Но его здесь нет. Он в комнате с красными занавесками, где-то глубоко-глубоко в моём сознании. Может быть, вместо доставки апельсинов и заботы, он хотя бы стимулирует выработку серотонина и дофамина в моём организме. Хотелось бы в это верить. Чёрт возьми, этим вечером я в таком состоянии, что хотелось бы верить вообще во что угодно.
Ладно, признаюсь, мне страшно. Даже не то чтобы страшно, а скорее грустно. Грустно, что я не встречу парня с самым лучшим мужским именем (в моём восприятии), и мы никогда не будем вместе. Неужели он не будет показывать и называть все созвездия на небе, а я не буду делать за ним пометки в своём блокноте? И неужели он никогда не испечёт для меня яблочный пирог, который в итоге станет моим любимым блюдом? А как же его разбитые из-за скейта колени? Я так люблю раны на людях, но его раны будут меня огорчать. И как мне жить, если я не встречу человека с правильным именем, да ещё чтобы он при этом на подоконнике выращивал мяту? В такие вот вечера, когда я слишком расстроена, мне бы выпить мятного отвара и спокойно уснуть…

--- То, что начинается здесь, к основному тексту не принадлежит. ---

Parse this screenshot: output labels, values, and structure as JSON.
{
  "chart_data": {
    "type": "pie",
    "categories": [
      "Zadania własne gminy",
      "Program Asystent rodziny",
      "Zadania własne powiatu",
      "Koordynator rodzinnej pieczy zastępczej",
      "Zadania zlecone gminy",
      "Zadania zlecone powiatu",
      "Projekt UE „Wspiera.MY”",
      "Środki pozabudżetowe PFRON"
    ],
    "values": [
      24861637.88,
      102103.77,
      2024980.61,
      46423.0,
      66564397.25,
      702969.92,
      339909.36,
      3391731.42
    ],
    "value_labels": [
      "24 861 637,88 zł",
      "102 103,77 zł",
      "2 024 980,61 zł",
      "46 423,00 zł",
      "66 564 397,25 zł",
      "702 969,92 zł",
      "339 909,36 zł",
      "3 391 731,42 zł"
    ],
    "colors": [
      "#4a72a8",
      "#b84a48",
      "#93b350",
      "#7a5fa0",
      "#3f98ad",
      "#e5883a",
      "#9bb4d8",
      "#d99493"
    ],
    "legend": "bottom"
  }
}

Но если мы с Максом никогда и не встретимся, то ничего со мной не станет. Я буду жить, я буду жить счастливо, потому что парень — это в первую очередь друг. А друг — это не обязательно парень.
И у меня есть те, с кем я могу прыгать по лужам, только-только закрыв больничный. Да, у меня есть люди, которые дают мне почитать именно те книги, которые невозможно отложить в сторону. Они, как и я, любят грозы и тёмные улицы. И даже в восемнадцать с ними можно поиграть в классики. И, самое главное, они были рядом ещё в те времена, когда на физкультуре меня выбирали в команду в последнюю очередь. Так выбирали все, но только, не они.
И этих людей я готова любить, не смотря на то, что их имена даже рядом не стояли с именем «Максим». И, может быть, их имена намного лучше его имени. Потому что его имя — имя кого-то размытого и слишком долго отсутствующего. А их имена — это имена тех, кто всегда будет рядом, чтобы разделить со мной смех и утереть мои слёзы.